Demos as an Art :: Art Arts Artistic Technology Essays

Demos as an ArtA little more(prenominal) than two years ago I came across a very small ready reckoner program that amazed me. It was very small as computer programs go, but it did something I brace never seen before - it used a mathematical formula to create a stunning moving display, and played medicinal drug in the background. After a while of looking around I found more of the same type of programs, roughly created by different people, all of which had a common manipulation of presenting the user with computer-generated wile - some by mathematical formulae, some by conventional means, but most a combination of the two. Each unrivaled had music composed especially for that program.
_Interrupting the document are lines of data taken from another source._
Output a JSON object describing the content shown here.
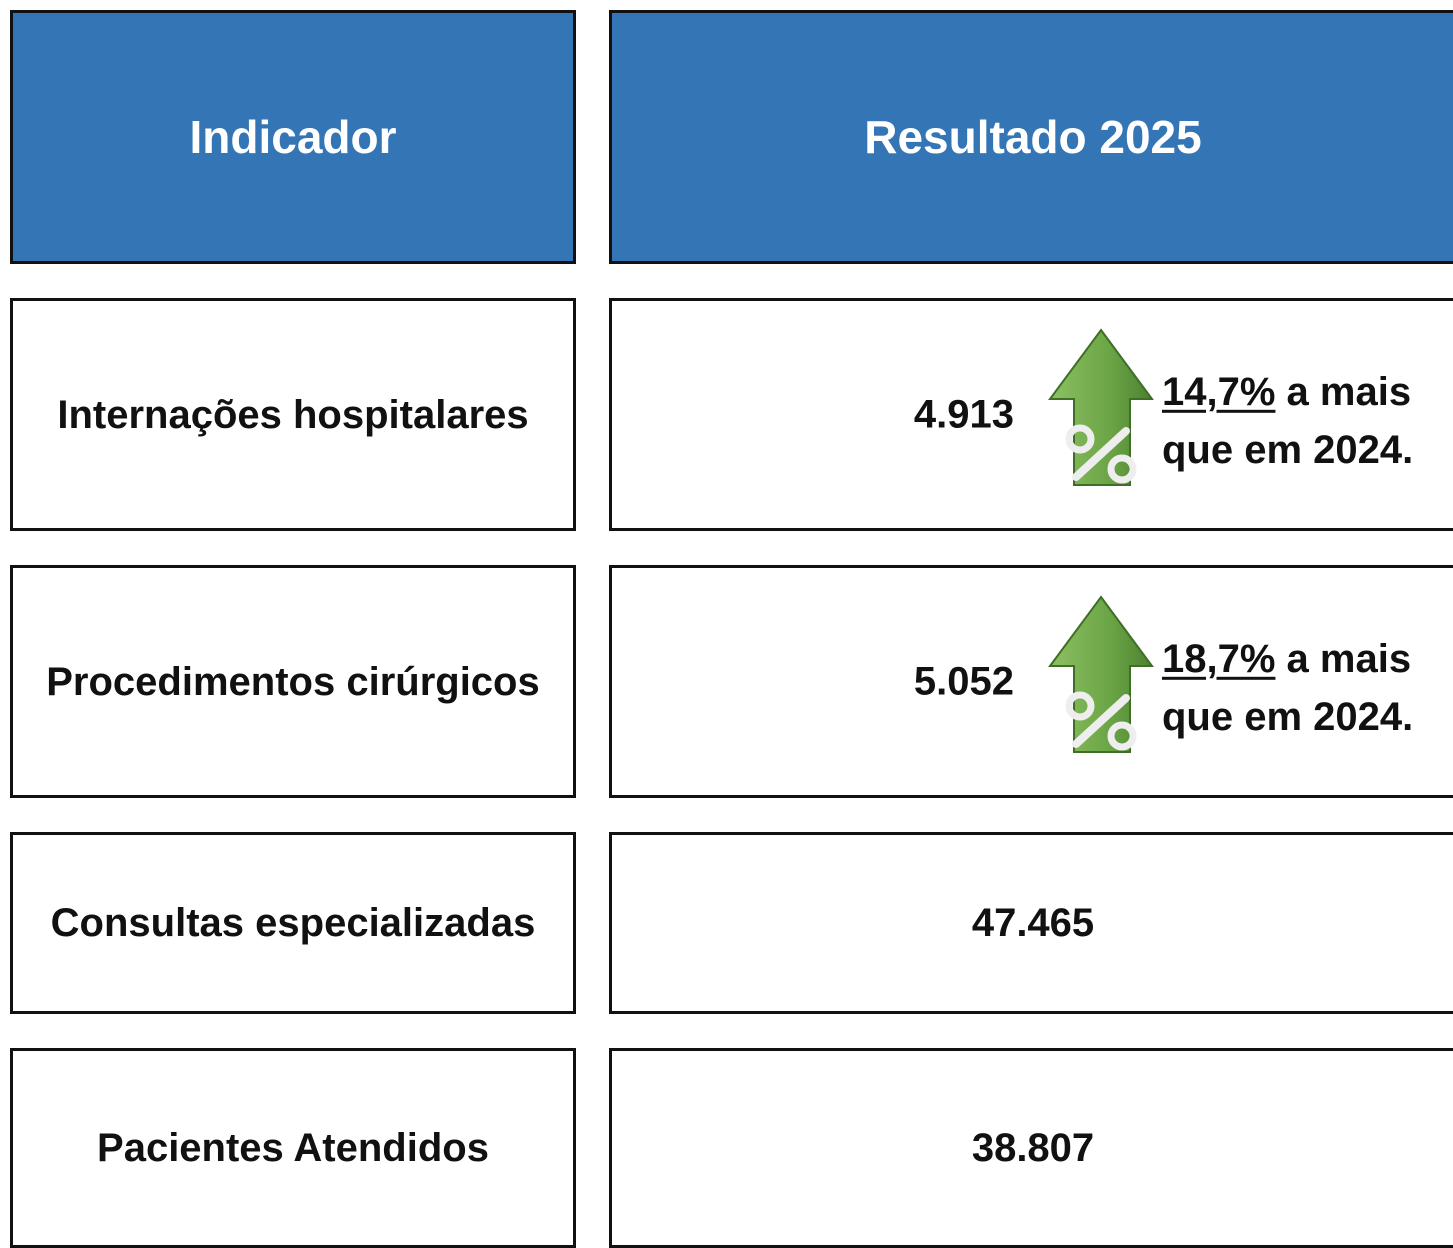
{
  "header": {
    "indicator": "Indicador",
    "result": "Resultado 2025"
  },
  "rows": [
    {
      "indicator": "Internações hospitalares",
      "value": "4.913",
      "change": "14,7%",
      "note": "a mais que em 2024."
    },
    {
      "indicator": "Procedimentos cirúrgicos",
      "value": "5.052",
      "change": "18,7%",
      "note": "a mais que em 2024."
    },
    {
      "indicator": "Consultas especializadas",
      "value": "47.465"
    },
    {
      "indicator": "Pacientes Atendidos",
      "value": "38.807"
    }
  ]
}
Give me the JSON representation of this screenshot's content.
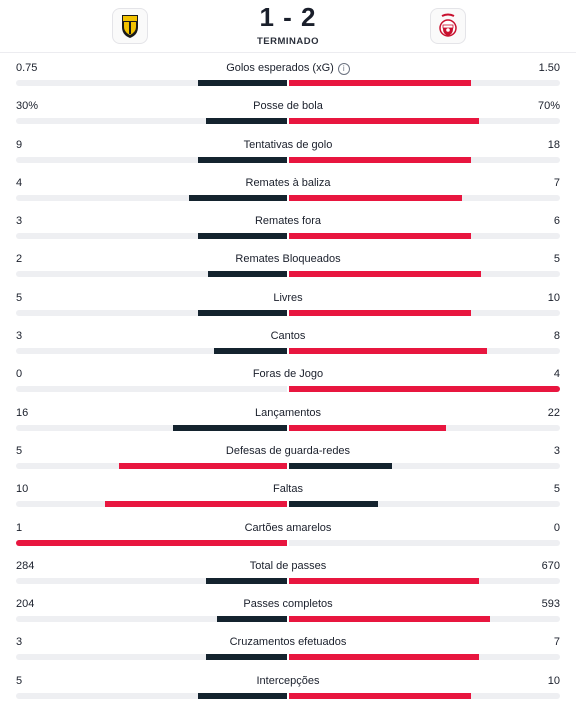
{
  "header": {
    "score": "1 - 2",
    "status": "TERMINADO",
    "home_crest_icon": "sc-farense-crest-icon",
    "away_crest_icon": "benfica-crest-icon"
  },
  "colors": {
    "home": "#14232e",
    "away": "#e8163f",
    "track": "#eeeff2"
  },
  "stats": [
    {
      "label": "Golos esperados (xG)",
      "home": "0.75",
      "away": "1.50",
      "home_frac": 0.33,
      "away_frac": 0.67,
      "info": true
    },
    {
      "label": "Posse de bola",
      "home": "30%",
      "away": "70%",
      "home_frac": 0.3,
      "away_frac": 0.7
    },
    {
      "label": "Tentativas de golo",
      "home": "9",
      "away": "18",
      "home_frac": 0.33,
      "away_frac": 0.67
    },
    {
      "label": "Remates à baliza",
      "home": "4",
      "away": "7",
      "home_frac": 0.36,
      "away_frac": 0.64
    },
    {
      "label": "Remates fora",
      "home": "3",
      "away": "6",
      "home_frac": 0.33,
      "away_frac": 0.67
    },
    {
      "label": "Remates Bloqueados",
      "home": "2",
      "away": "5",
      "home_frac": 0.29,
      "away_frac": 0.71
    },
    {
      "label": "Livres",
      "home": "5",
      "away": "10",
      "home_frac": 0.33,
      "away_frac": 0.67
    },
    {
      "label": "Cantos",
      "home": "3",
      "away": "8",
      "home_frac": 0.27,
      "away_frac": 0.73
    },
    {
      "label": "Foras de Jogo",
      "home": "0",
      "away": "4",
      "home_frac": 0.0,
      "away_frac": 1.0
    },
    {
      "label": "Lançamentos",
      "home": "16",
      "away": "22",
      "home_frac": 0.42,
      "away_frac": 0.58
    },
    {
      "label": "Defesas de guarda-redes",
      "home": "5",
      "away": "3",
      "home_frac": 0.62,
      "away_frac": 0.38
    },
    {
      "label": "Faltas",
      "home": "10",
      "away": "5",
      "home_frac": 0.67,
      "away_frac": 0.33
    },
    {
      "label": "Cartões amarelos",
      "home": "1",
      "away": "0",
      "home_frac": 1.0,
      "away_frac": 0.0
    },
    {
      "label": "Total de passes",
      "home": "284",
      "away": "670",
      "home_frac": 0.3,
      "away_frac": 0.7
    },
    {
      "label": "Passes completos",
      "home": "204",
      "away": "593",
      "home_frac": 0.26,
      "away_frac": 0.74
    },
    {
      "label": "Cruzamentos efetuados",
      "home": "3",
      "away": "7",
      "home_frac": 0.3,
      "away_frac": 0.7
    },
    {
      "label": "Intercepções",
      "home": "5",
      "away": "10",
      "home_frac": 0.33,
      "away_frac": 0.67
    }
  ]
}
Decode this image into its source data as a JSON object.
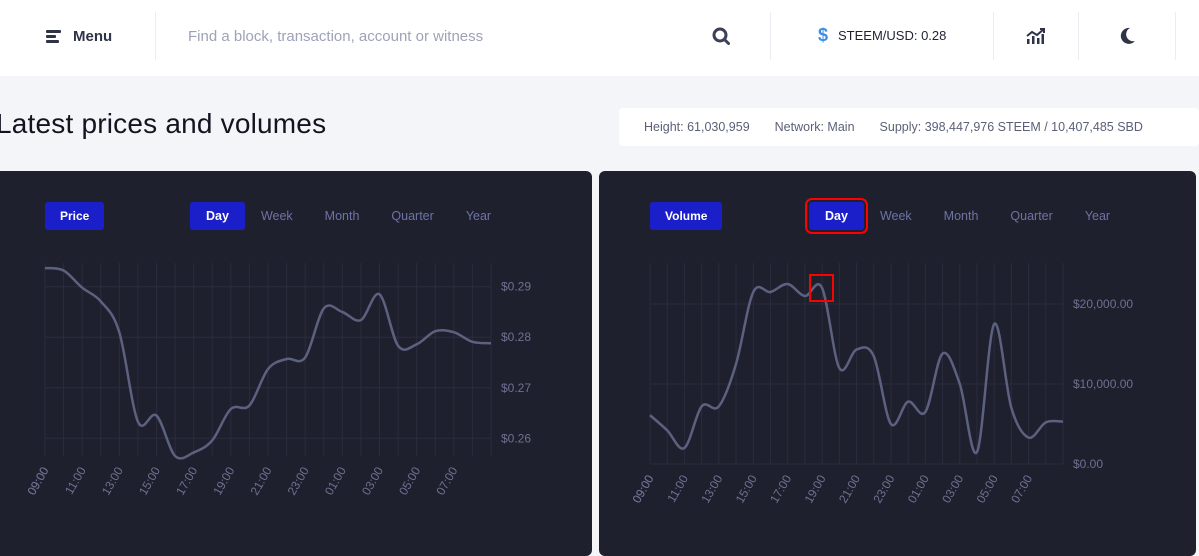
{
  "header": {
    "menu_label": "Menu",
    "search_placeholder": "Find a block, transaction, account or witness",
    "ticker": "STEEM/USD: 0.28",
    "icons": [
      "menu-icon",
      "search-icon",
      "dollar-icon",
      "chart-icon",
      "moon-icon"
    ]
  },
  "title": "Latest prices and volumes",
  "network": {
    "height": "Height: 61,030,959",
    "network": "Network: Main",
    "supply": "Supply: 398,447,976 STEEM / 10,407,485 SBD"
  },
  "ranges": [
    "Day",
    "Week",
    "Month",
    "Quarter",
    "Year"
  ],
  "colors": {
    "accent": "#1a1fc9",
    "panel": "#1f202e",
    "line": "#5d6180",
    "highlight": "#ff0000"
  },
  "chart_data": [
    {
      "type": "line",
      "label": "Price",
      "active_range": "Day",
      "x": [
        "09:00",
        "10:00",
        "11:00",
        "12:00",
        "13:00",
        "14:00",
        "15:00",
        "16:00",
        "17:00",
        "18:00",
        "19:00",
        "20:00",
        "21:00",
        "22:00",
        "23:00",
        "00:00",
        "01:00",
        "02:00",
        "03:00",
        "04:00",
        "05:00",
        "06:00",
        "07:00",
        "08:00",
        "09:00"
      ],
      "xticks": [
        "09:00",
        "11:00",
        "13:00",
        "15:00",
        "17:00",
        "19:00",
        "21:00",
        "23:00",
        "01:00",
        "03:00",
        "05:00",
        "07:00",
        "09:00"
      ],
      "values": [
        0.2937,
        0.2932,
        0.2898,
        0.2871,
        0.281,
        0.2633,
        0.2645,
        0.2565,
        0.2572,
        0.2596,
        0.2658,
        0.2665,
        0.2737,
        0.2757,
        0.276,
        0.2857,
        0.285,
        0.2834,
        0.2885,
        0.2783,
        0.2786,
        0.2812,
        0.281,
        0.2791,
        0.2788
      ],
      "yticks": [
        "$0.26",
        "$0.27",
        "$0.28",
        "$0.29"
      ],
      "ylim": [
        0.2565,
        0.2937
      ],
      "grid": true
    },
    {
      "type": "line",
      "label": "Volume",
      "active_range": "Day",
      "x": [
        "09:00",
        "10:00",
        "11:00",
        "12:00",
        "13:00",
        "14:00",
        "15:00",
        "16:00",
        "17:00",
        "18:00",
        "19:00",
        "20:00",
        "21:00",
        "22:00",
        "23:00",
        "00:00",
        "01:00",
        "02:00",
        "03:00",
        "04:00",
        "05:00",
        "06:00",
        "07:00",
        "08:00",
        "09:00"
      ],
      "xticks": [
        "09:00",
        "11:00",
        "13:00",
        "15:00",
        "17:00",
        "19:00",
        "21:00",
        "23:00",
        "01:00",
        "03:00",
        "05:00",
        "07:00",
        "09:00"
      ],
      "values": [
        6100,
        4200,
        2000,
        7200,
        7200,
        12500,
        21500,
        21500,
        22500,
        21000,
        22000,
        12000,
        14300,
        13500,
        5000,
        7800,
        6500,
        13800,
        10000,
        1500,
        17500,
        7000,
        3300,
        5200,
        5300
      ],
      "yticks": [
        "$0.00",
        "$10,000.00",
        "$20,000.00"
      ],
      "ylim": [
        0,
        25000
      ],
      "grid": true,
      "marked_point": "19:00"
    }
  ]
}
They were all works of art, a new form of art. I found out that to make such a program one had to have some ideas for something to be represented by mathematical expressions, then express them all in a computer program, that was profligate enough to do many complex calculations on an average us ers machine. The latter part turned out to be a lot harder than it sounded. As fast as computers are today, they are not fast enough, for there is always something which requires more and more calculations. Many tricks have to be implemented to make a program run the fastest possible, some of them being, ironically, to write it in the early computer languages which dealt more with computer instructions than with the structure of the program itself. Thus the more complex your goal, the simpler means you have to employ to reach it. Because of this it is very hard to create a fast and small program. The ammount of time and effort spent on writing it can be amazingly high. I, myself, spent two days once writing a program that consisted of about 200 letters of computer istructions - a few lines - all generated from a few pages of the program that I wrote, and re-wrote, and re-wrote ... These programs carry an unassuming name demos , short for demonstrations, but they do so very much mor e than that implies. Most of them push computers to the limit, doing what was earlier thought of as impossible or at least required a super-computer, but most importantly they define a new art form. This special mode of art requires many new and exciting factors, such as musical composition, art merged with science (a seemingly incompatible mixture), excellent computer programming skills, but most important - teamwork.